Wednesday, October 25, 2006

A Demon With A Heart Of An Angel

This is my story, my life , my past and future . From the day i was born i felted that i was not the same with others . I didn't mix with a lot of people but time goes by it change . I taught it was good but something didn't feel right like whatever i touch, say or do ends up bad . I realise it for quite some time but till 7 years back, i started to believe in that crap until I lost my best friend(Sarah) . I promise to her younger sis that i will never talk about it so ill will respect it and i will never talk about it. I miss her so much and I'm sorry . For all that years i thought i was cursed . I was afraid that i will hurt the people i cared about and i don't want the same thing happens again.

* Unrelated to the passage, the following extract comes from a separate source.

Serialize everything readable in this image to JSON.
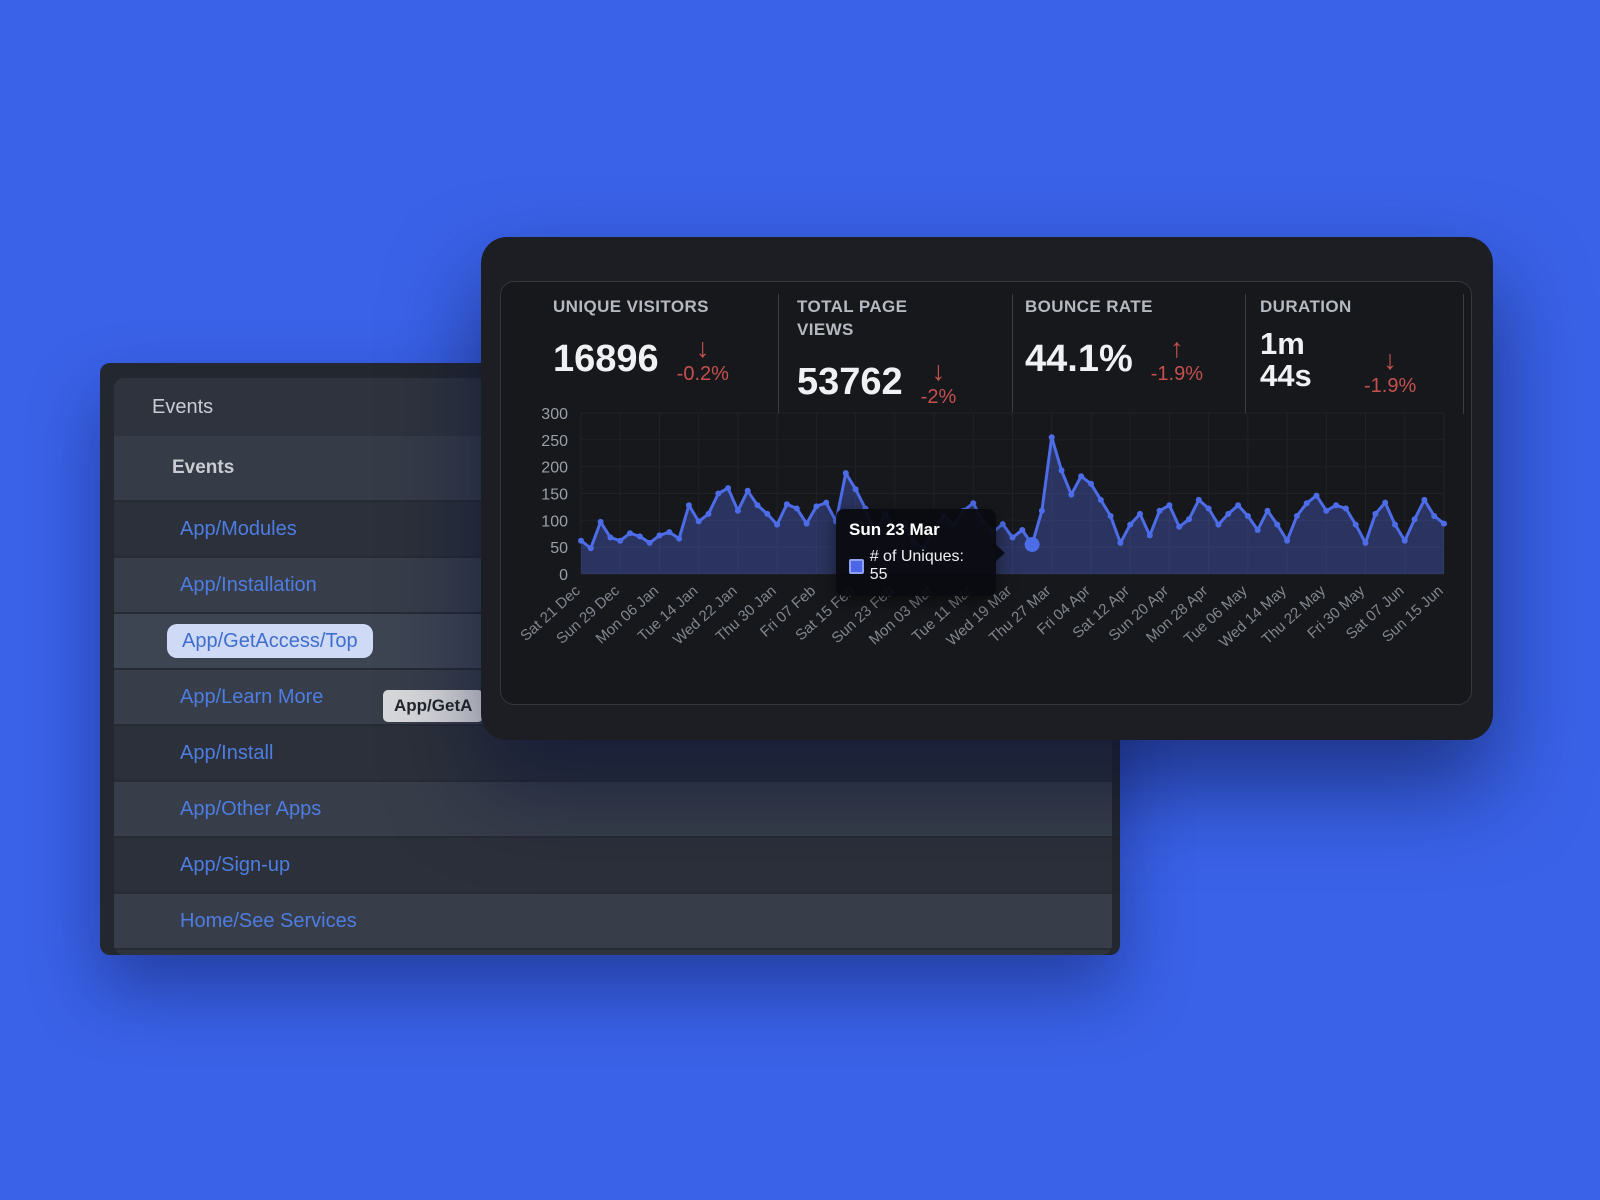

What did I do ? Was I bad in my past life ? Its not fair to take the people that i care about and love . TAKE MY LIFE INSTEAD FOR HEAVEN SAKE !! All this time i thought whatever i do will turn out bad but some one who is close in my life told me "You might be a demon but u have an angels heart". Then i ask : " how come ? why do u said that ?" and she told me " Demons bring all lot of bad things but your not that demon to me, you touch my heart and i trust you that you will not hurt me in anyway " Tears come out from my eyes but lied to her said i was not crying or tearing . I promise myself that if anything happens to her that ill be there cause the last time i was a chicken and i ran away from it . Not this time I swear with my life !.